If you’re ready to invest big bucks in the NFT market, then you should consider buying the ceiling as your NFT trading strategy.

The ceiling, or top, is a great option if you have the money to invest in NFTs, as these assets are rare and highly sought-after. This means that ceiling NFTs may go up in price if there is more demand for the project. These items are also popular in the marketplace, where people can sort by the highest to the lowest price. They may be promoted in different places as the best example of the project’s NFTs.

The downside to this particular NFT trading strategy is that there are fewer people who have enough money to purchase the NFT. This makes it difficult to find someone willing to sell at a fair price.

6. Look for underpriced NFTs

The dream of any newbie NFT investor is to find an underpriced NFT on a marketplace. This strategy doesn’t rely on a rising market trend and can work even when there is little demand for a certain NFT collection. To use this NFT trading strategy to make a profit, you will have to find NFTs that are selling now for a lower price than they were bought for.

7. Market for an NFT project

This is probably the most important aspect of NFT investments and one important pillar for your NFT trading strategies. You should always ask yourself if there is a market for that NFT project you want to invest in.

If the community is small and the plans for a marketing campaign are nonexistent, then you shouldn’t put too many eggs in that basket. Probably, the safest bet would be to avoid altogether.

The NFT marketplaces are flooded with new projects each day. But successful NFT investors are those who can filter through all those projects and find the ones that have a purpose. Try to find NFT projects that have a utility and, most importantly, a supportive community. Aim to discover communities that are large enough to have future buyers for your NFTs.

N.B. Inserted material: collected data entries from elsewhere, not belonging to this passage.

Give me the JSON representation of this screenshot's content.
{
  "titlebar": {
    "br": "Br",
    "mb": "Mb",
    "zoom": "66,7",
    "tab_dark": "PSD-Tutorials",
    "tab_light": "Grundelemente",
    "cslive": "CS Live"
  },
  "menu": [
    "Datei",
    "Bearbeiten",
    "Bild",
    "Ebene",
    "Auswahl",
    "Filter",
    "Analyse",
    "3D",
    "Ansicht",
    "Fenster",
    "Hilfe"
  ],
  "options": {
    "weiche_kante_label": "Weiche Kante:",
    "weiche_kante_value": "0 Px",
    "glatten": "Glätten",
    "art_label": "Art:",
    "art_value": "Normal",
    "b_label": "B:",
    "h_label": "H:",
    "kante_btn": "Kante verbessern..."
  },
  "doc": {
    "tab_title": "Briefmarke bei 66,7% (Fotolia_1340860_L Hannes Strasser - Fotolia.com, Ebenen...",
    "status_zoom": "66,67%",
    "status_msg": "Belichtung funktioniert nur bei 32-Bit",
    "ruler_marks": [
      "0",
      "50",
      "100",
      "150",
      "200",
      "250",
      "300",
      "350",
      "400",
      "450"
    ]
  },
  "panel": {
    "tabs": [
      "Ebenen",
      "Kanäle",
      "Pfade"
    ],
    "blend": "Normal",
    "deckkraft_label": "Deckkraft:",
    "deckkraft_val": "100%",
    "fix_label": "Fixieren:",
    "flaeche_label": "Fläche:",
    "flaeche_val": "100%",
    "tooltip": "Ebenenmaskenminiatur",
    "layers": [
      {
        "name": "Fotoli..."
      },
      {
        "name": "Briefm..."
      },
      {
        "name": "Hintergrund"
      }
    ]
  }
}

Ultimately, you might even want to get involved and market those NFTs to give it a notch and help boost its selling value. Get involved in the community. Find the pain points of the project and offer to lend a hand to make everything smoother for the new potential buyers and art collectors.

A few things to remember

Like any investment, it's crucial to research and understand the NFT market's dynamics, trends, and potential risks. You can use tools like market analysis and data analysis platforms to monitor market trends.

It’s also essential to diversify your NFT holdings to reduce the risk of potential losses. Consider buying NFTs across different categories, such as art, music, gaming, and sports.

And remember that NFT trading is a rapidly evolving market, and there are risks involved, including potential losses and fraud.